Sebagian besar perluasan wilayah kekuasaan itu
berhasil diraih berkat peperangan. Namun tidak demikian halnya dengan
Kerajaan Sunda yang menguasai wilayah bagian barat Pulau Jawa. Purwadi
secara terang-terangan mengungkapkan upaya Gajah Mada melalui tipu
muslihat sehingga pada tahun 1357 bisa mendatangkan Sri Baduga dan para
pembesar Sunda ke Majapahit dan dibinasakan secara kejam di lapangan
Bubat. Mengutip dasar tulisannya dari Kidung Sundayana, buku setebal 270
halaman itu, sembilan halaman dalam Bab VIII, Sumpah Palapa Gajah Mada
Sebagai Politik Integrasi Nasional, bagian ini mengangkat hubungan
dengan dengan Kerajaan Pakuan Pajajaran yang belum juga mengakui
kekuasaan Majapahit, walau sudah dua kali diserang. Akhirnya, alih-alih
Raja Hayam Wuruk yang lajang ingin menyunting putri Sunda yang kesohor
cantik jelita, maka diutuslah Tuan Anepaken untuk melamar Dyah Pitaloka
Citraresmi.
Maka ketika tiba saatnya, ratusan rakyat mengantar
keberangkatannya yang disertai raja dan para bangsawan Sunda ke
Majapahit dengan menggunakan perahu. Namun tiba-tiba, laut yang semula
biru, secara mendadak dilihatnya berubah menjadi hamparan air yang
berwarna merah. Tanda-tanda buruk itu rupanya tidak dihiraukan, sehingga
setelah sepuluh hari berlayar, rombongan tiba di Bubat.
Namun
apakah yang terjadi kemudian. Gajah Mada merasa keberatan menyambutnya
karena menganggap putri Dyah Pitaloka Citraresmi akan "dihadiahkan"

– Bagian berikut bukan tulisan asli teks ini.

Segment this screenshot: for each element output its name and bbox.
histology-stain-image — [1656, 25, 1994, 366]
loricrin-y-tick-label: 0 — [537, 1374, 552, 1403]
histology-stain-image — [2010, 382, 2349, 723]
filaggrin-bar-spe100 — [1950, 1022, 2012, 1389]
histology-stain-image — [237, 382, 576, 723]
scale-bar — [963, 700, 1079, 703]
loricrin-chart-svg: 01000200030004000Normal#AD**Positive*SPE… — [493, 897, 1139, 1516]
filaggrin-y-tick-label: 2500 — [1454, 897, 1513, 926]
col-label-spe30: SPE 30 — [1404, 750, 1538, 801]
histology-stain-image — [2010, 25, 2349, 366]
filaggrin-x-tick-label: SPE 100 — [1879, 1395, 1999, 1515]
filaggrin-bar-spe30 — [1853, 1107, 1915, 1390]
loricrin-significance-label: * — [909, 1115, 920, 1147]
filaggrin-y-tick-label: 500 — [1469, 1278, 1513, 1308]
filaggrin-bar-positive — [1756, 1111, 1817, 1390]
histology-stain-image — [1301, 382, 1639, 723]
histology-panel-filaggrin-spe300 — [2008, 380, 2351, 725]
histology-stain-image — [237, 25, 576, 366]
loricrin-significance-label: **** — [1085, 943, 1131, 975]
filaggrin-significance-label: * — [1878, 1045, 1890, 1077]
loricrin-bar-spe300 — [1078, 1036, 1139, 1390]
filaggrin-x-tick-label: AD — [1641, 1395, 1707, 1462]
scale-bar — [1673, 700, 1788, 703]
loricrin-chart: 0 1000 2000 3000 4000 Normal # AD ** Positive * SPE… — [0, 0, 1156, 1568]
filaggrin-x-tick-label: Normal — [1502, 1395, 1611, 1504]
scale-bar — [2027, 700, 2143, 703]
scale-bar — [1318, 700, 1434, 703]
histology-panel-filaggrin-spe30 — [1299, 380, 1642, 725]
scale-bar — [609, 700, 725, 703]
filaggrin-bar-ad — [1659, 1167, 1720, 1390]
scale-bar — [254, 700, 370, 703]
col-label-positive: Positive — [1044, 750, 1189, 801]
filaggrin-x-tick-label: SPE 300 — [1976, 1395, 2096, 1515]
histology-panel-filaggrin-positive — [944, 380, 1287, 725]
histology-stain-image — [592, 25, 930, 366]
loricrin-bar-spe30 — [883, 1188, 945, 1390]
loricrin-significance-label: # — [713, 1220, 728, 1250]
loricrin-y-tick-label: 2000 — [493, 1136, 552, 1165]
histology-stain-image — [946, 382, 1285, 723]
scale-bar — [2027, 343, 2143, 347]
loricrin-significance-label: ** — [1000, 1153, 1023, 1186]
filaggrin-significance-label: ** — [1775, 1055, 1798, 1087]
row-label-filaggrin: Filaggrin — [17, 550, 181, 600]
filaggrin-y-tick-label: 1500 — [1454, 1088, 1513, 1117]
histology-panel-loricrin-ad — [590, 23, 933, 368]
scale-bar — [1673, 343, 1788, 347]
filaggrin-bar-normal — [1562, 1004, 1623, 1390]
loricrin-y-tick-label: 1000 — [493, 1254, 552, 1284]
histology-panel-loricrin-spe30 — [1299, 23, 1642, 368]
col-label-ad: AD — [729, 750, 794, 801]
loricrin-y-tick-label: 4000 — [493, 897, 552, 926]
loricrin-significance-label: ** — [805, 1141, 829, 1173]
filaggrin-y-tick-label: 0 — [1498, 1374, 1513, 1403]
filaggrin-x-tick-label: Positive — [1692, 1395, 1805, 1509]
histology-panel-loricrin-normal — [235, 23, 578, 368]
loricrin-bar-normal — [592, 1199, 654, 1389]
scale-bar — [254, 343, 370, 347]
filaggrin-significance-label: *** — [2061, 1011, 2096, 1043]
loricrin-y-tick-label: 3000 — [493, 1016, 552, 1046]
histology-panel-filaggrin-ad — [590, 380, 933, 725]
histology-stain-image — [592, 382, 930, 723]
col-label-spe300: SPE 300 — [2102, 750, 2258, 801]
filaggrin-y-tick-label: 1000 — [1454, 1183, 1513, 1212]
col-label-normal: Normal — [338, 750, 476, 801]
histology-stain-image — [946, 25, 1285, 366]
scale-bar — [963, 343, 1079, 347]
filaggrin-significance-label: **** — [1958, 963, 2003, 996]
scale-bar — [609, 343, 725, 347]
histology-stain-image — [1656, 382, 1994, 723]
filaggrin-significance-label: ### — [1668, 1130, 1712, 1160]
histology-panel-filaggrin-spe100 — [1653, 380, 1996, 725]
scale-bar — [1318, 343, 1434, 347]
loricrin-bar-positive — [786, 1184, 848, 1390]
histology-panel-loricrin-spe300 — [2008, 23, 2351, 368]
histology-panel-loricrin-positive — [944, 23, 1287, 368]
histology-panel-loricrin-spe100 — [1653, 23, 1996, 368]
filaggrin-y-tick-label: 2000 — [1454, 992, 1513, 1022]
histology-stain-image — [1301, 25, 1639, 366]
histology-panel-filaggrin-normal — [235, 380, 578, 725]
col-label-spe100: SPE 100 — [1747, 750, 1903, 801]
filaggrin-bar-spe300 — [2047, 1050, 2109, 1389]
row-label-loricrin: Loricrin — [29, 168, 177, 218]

kepada Sang Raja. Sebaliknya Raja Sunda dan rombongan tetap bersikukuh
bahwa putri Sunda yang cantik jelita itu akan "dipinang" oleh Hayam
Wuruk. Perbedaan pendapat yang kemudian menimbulkan ketegangan itu
akhirnya mencapai puncaknya setelah utusan Pasundan yang bernama Patih
Anakepan mencela dengan keras sikap Gajah Mada. Bahkan ia mengingatkan
adanya bantuan Pasundan yang tidak sedikit kepada Majapahit ketika
menaklukkan Bali.
Purwadi menuturkan, sebelum ada keputusan
sidang mahkota, Gajah Mada mendahului menyerang di sebelah utara kota
Majapahit. Maka peperangan pun tak terhindarkan. Para kstaria terkemuka
dari pihak Sunda yang bersemangat berperang ialah Larang Agung, Tuan
Sohan, Tuan Gampong, Panji Melong, orang-orang dari Tobong Barang,
Rangga Cahot, Tuan Usus, Pangulu, Rangga Kaweni, orang Siring,
Satrajali, Jagadsaya, dan banyak lagi. Namun karena tujuan mereka bukan
untuk berperang, maka hasil akhir peperangan itu sudah bisa ditebak.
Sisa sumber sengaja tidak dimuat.